The Twenty-Eighth Dynasty is often combined with other groupings of rulers of ancient Egypt under the title, Late Period. These other groupings include the Twenty-Sixth, Twenty-Seventh, Twenty-Ninth, Thirtieth, and Thirty-First dynasties

The Twenty-Eighth Dynasty of Egypt had one ruler, Amyrtaeus, who was a descendant of the Saite kings of the Twenty-Sixth Dynasty, and led a successful revolt against the Persians on the death of Darius II. No monuments of his reign have been found, and little is known of his reign.




Amyrtaios (Amyrteos) 404-399 B.C.

Amyrtaeus (or Amenirdisu) of Sais is the only king of the Twenty-eighth dynasty of Egypt and is thought to be related to the royal family of the Twenty-sixth dynasty. He ended the First Persian Occupation and reigned from 404 BC to 399 BC.

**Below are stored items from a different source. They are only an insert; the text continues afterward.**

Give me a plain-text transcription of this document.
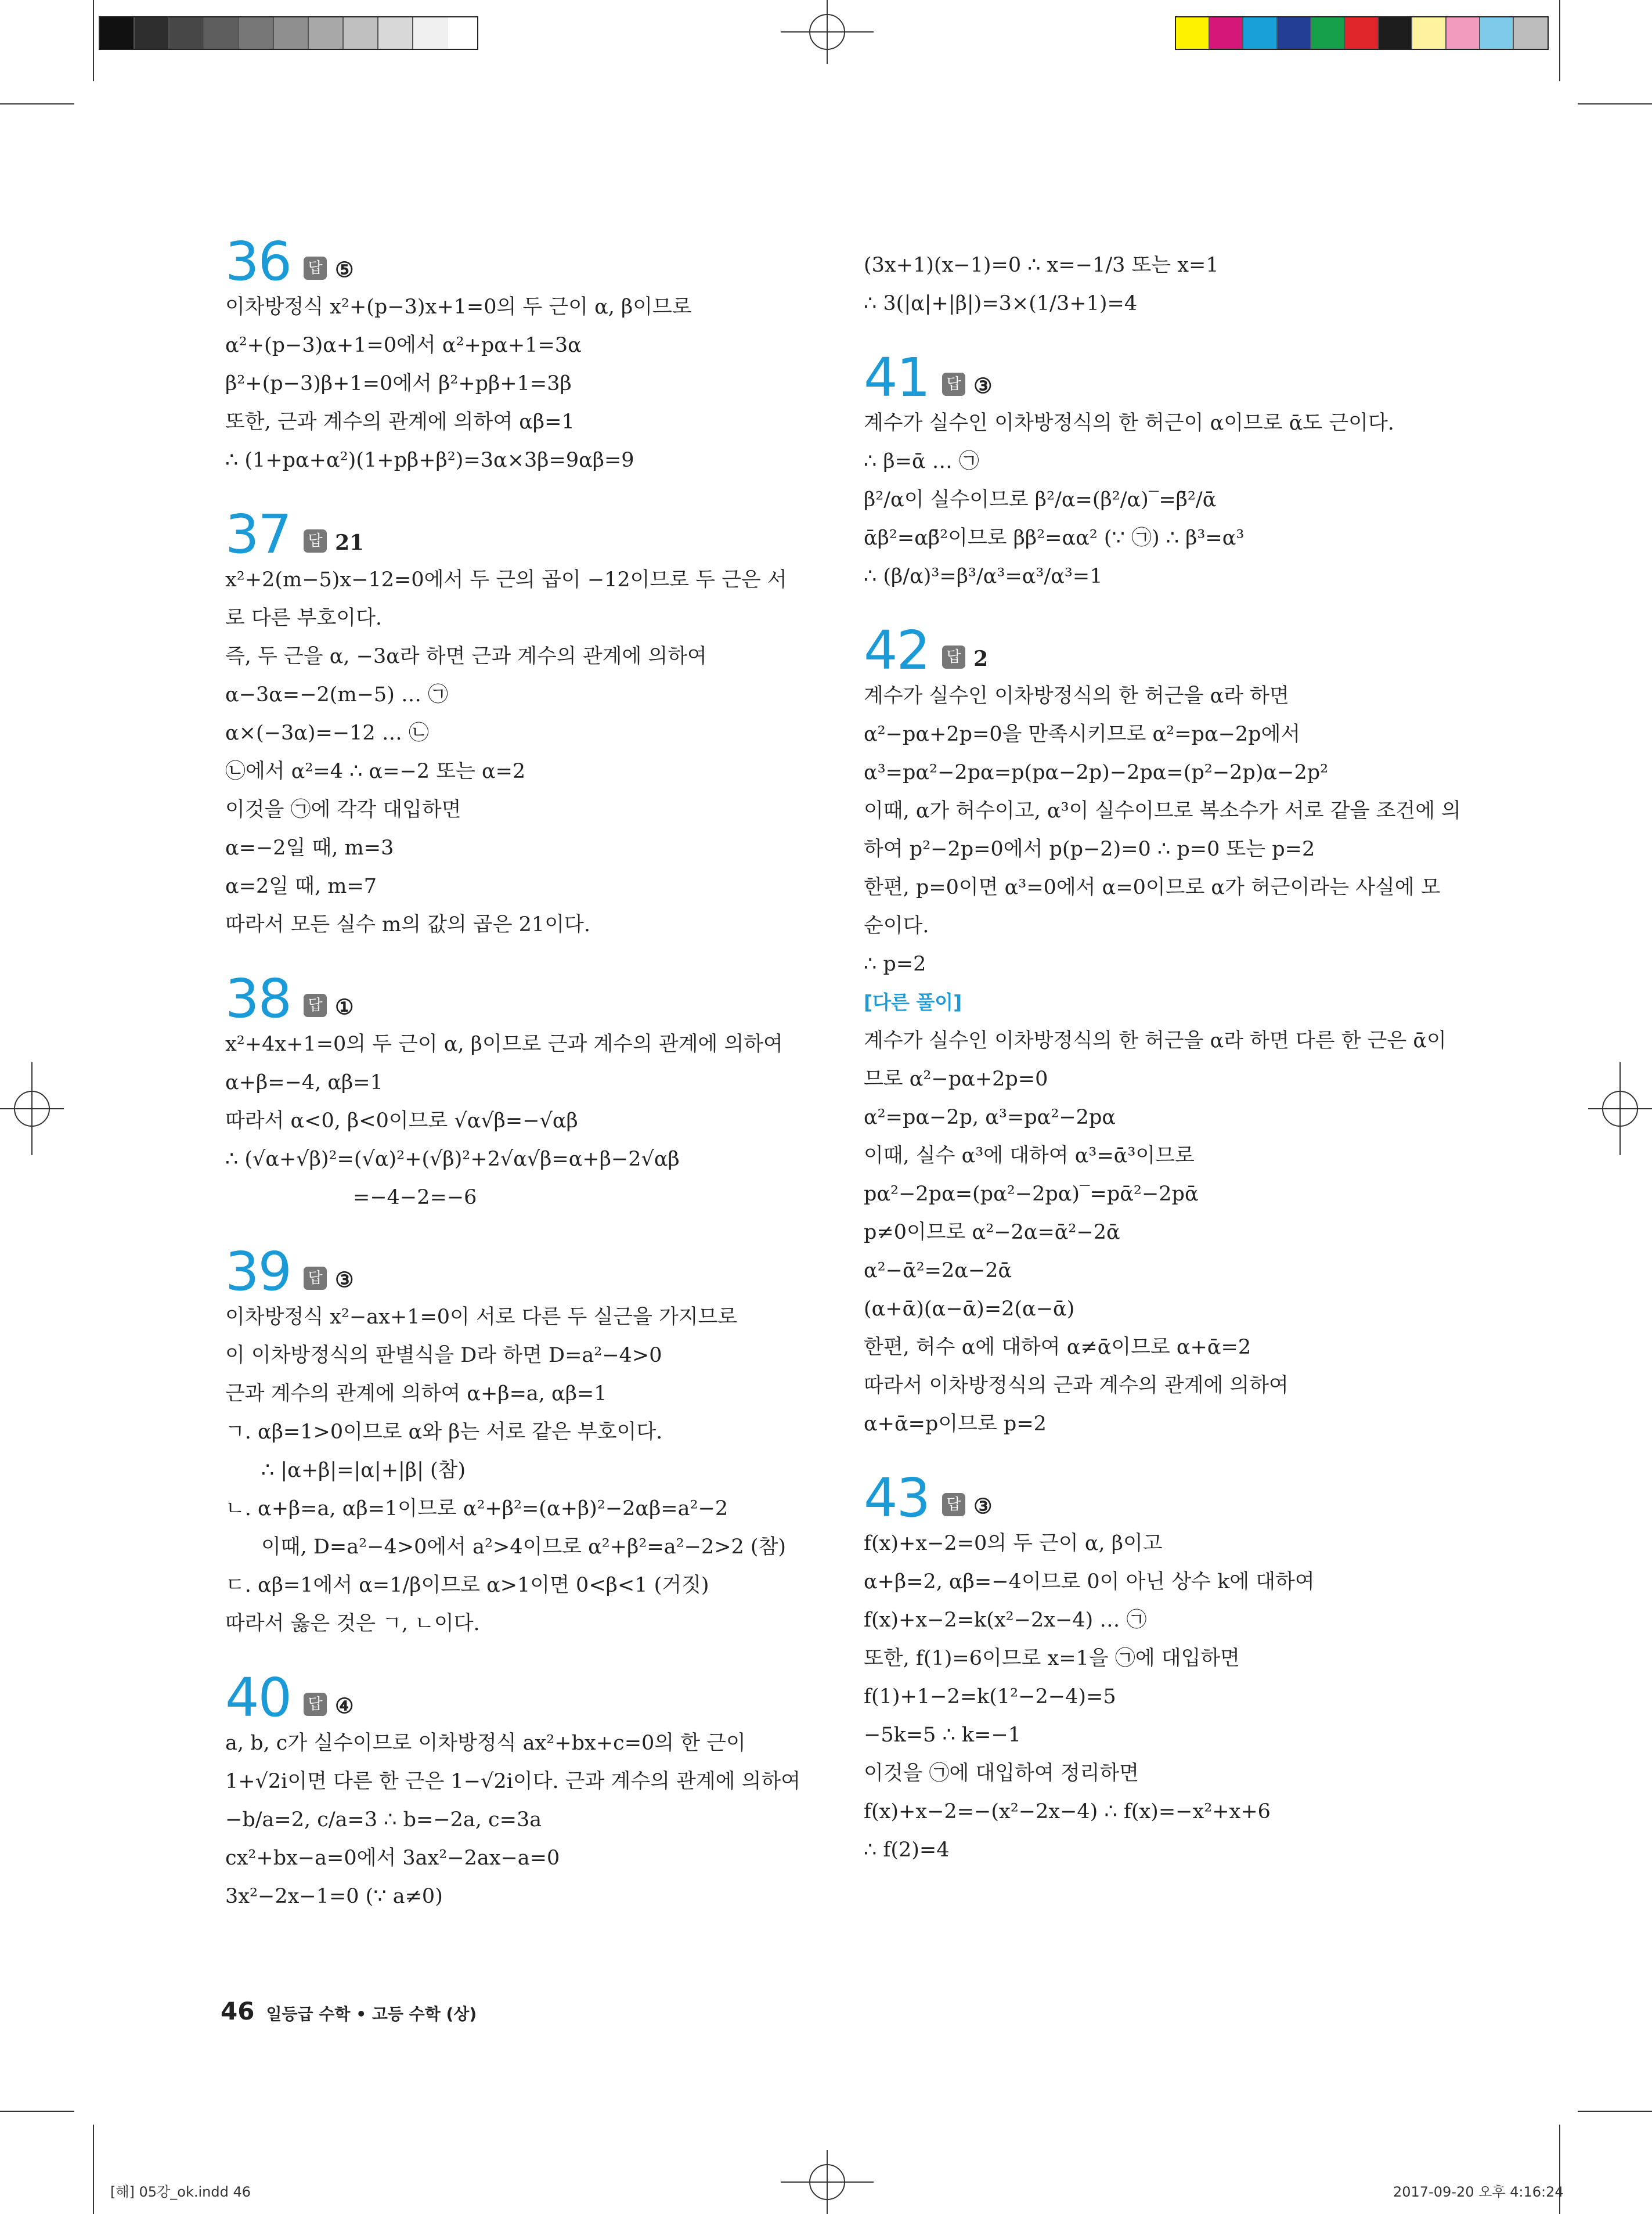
36 답 ⑤
이차방정식 x²+(p−3)x+1=0의 두 근이 α, β이므로
α²+(p−3)α+1=0에서 α²+pα+1=3α
β²+(p−3)β+1=0에서 β²+pβ+1=3β
또한, 근과 계수의 관계에 의하여 αβ=1
∴ (1+pα+α²)(1+pβ+β²)=3α×3β=9αβ=9
37 답 21
x²+2(m−5)x−12=0에서 두 근의 곱이 −12이므로 두 근은 서
로 다른 부호이다.
즉, 두 근을 α, −3α라 하면 근과 계수의 관계에 의하여
α−3α=−2(m−5) … ㉠
α×(−3α)=−12 … ㉡
㉡에서 α²=4 ∴ α=−2 또는 α=2
이것을 ㉠에 각각 대입하면
α=−2일 때, m=3
α=2일 때, m=7
따라서 모든 실수 m의 값의 곱은 21이다.
38 답 ①
x²+4x+1=0의 두 근이 α, β이므로 근과 계수의 관계에 의하여
α+β=−4, αβ=1
따라서 α<0, β<0이므로 √α√β=−√αβ
∴ (√α+√β)²=(√α)²+(√β)²+2√α√β=α+β−2√αβ
=−4−2=−6
39 답 ③
이차방정식 x²−ax+1=0이 서로 다른 두 실근을 가지므로
이 이차방정식의 판별식을 D라 하면 D=a²−4>0
근과 계수의 관계에 의하여 α+β=a, αβ=1
ㄱ. αβ=1>0이므로 α와 β는 서로 같은 부호이다.
∴ |α+β|=|α|+|β| (참)
ㄴ. α+β=a, αβ=1이므로 α²+β²=(α+β)²−2αβ=a²−2
이때, D=a²−4>0에서 a²>4이므로 α²+β²=a²−2>2 (참)
ㄷ. αβ=1에서 α=1/β이므로 α>1이면 0<β<1 (거짓)
따라서 옳은 것은 ㄱ, ㄴ이다.
40 답 ④
a, b, c가 실수이므로 이차방정식 ax²+bx+c=0의 한 근이
1+√2i이면 다른 한 근은 1−√2i이다. 근과 계수의 관계에 의하여
−b/a=2, c/a=3 ∴ b=−2a, c=3a
cx²+bx−a=0에서 3ax²−2ax−a=0
3x²−2x−1=0 (∵ a≠0)
(3x+1)(x−1)=0 ∴ x=−1/3 또는 x=1
∴ 3(|α|+|β|)=3×(1/3+1)=4
41 답 ③
계수가 실수인 이차방정식의 한 허근이 α이므로 ᾱ도 근이다.
∴ β=ᾱ … ㉠
β²/α이 실수이므로 β²/α=(β²/α)‾=β̄²/ᾱ
ᾱβ²=αβ̄²이므로 ββ²=αα² (∵ ㉠) ∴ β³=α³
∴ (β/α)³=β³/α³=α³/α³=1
42 답 2
계수가 실수인 이차방정식의 한 허근을 α라 하면
α²−pα+2p=0을 만족시키므로 α²=pα−2p에서
α³=pα²−2pα=p(pα−2p)−2pα=(p²−2p)α−2p²
이때, α가 허수이고, α³이 실수이므로 복소수가 서로 같을 조건에 의
하여 p²−2p=0에서 p(p−2)=0 ∴ p=0 또는 p=2
한편, p=0이면 α³=0에서 α=0이므로 α가 허근이라는 사실에 모
순이다.
∴ p=2
[다른 풀이]
계수가 실수인 이차방정식의 한 허근을 α라 하면 다른 한 근은 ᾱ이
므로 α²−pα+2p=0
α²=pα−2p, α³=pα²−2pα
이때, 실수 α³에 대하여 α³=ᾱ³이므로
pα²−2pα=(pα²−2pα)‾=pᾱ²−2pᾱ
p≠0이므로 α²−2α=ᾱ²−2ᾱ
α²−ᾱ²=2α−2ᾱ
(α+ᾱ)(α−ᾱ)=2(α−ᾱ)
한편, 허수 α에 대하여 α≠ᾱ이므로 α+ᾱ=2
따라서 이차방정식의 근과 계수의 관계에 의하여
α+ᾱ=p이므로 p=2
43 답 ③
f(x)+x−2=0의 두 근이 α, β이고
α+β=2, αβ=−4이므로 0이 아닌 상수 k에 대하여
f(x)+x−2=k(x²−2x−4) … ㉠
또한, f(1)=6이므로 x=1을 ㉠에 대입하면
f(1)+1−2=k(1²−2−4)=5
−5k=5 ∴ k=−1
이것을 ㉠에 대입하여 정리하면
f(x)+x−2=−(x²−2x−4) ∴ f(x)=−x²+x+6
∴ f(2)=4
46 일등급 수학 • 고등 수학 (상)
[해] 05강_ok.indd 46	2017-09-20 오후 4:16:24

Amyrtaeus was probably the grandson of the Amyrtaeus of Sais who is known to have carried on a rebellion in 465 - 463 BC with the Libyan chief, Inarus (himself a grandson of Psamtik III), against the Satrap of Artaxerxes I. He is known from Aramaic and ancient Greek sources, and is mentioned in the Demotic Chronicle. He is not known to have left any monuments, and his name in Egyptian is only reconstructed from demotic notices.

Before assuming the throne of Egypt, Amyrtaeus had revolted against Darius II as early as 411 BC, leading a guerrilla action in the western Nile Delta around his home city of Sais. Following the death of Darius, Amyrtaeus declared himself king in 404 BC. According to Isocrates, Artaxerxes II assembled an army in Phoenicia under the command of Abrocomas to retake Egypt shortly after coming to the Persian throne, but political problems with his brother Cyrus the Younger prevented this from taking place, allowing the Egyptians sufficient time to throw off Achaemenid rule. While the rule of Amyrtaeus in the western Delta was established by 404 BC, Artaxerxes II continued to be recognized as king at Elephantine as late as 401 BC, but Aramaic papyri from the site refer to Regnal Year 5 of Amyrtaeus in September 400 BC. The Elephantine papyri also demonstrate that between 404 and 400 BC (or even 398) Upper Egypt remained under Persian control, while the forces of Amyrtaeus dominated the Delta.

Amyrtaeus was defeated in open battle by his successor, Nepherites I of Mendes, and executed at Memphis, an event which the Aramaic papyrus Brooklyn 13 implies occurred in October 399 BC.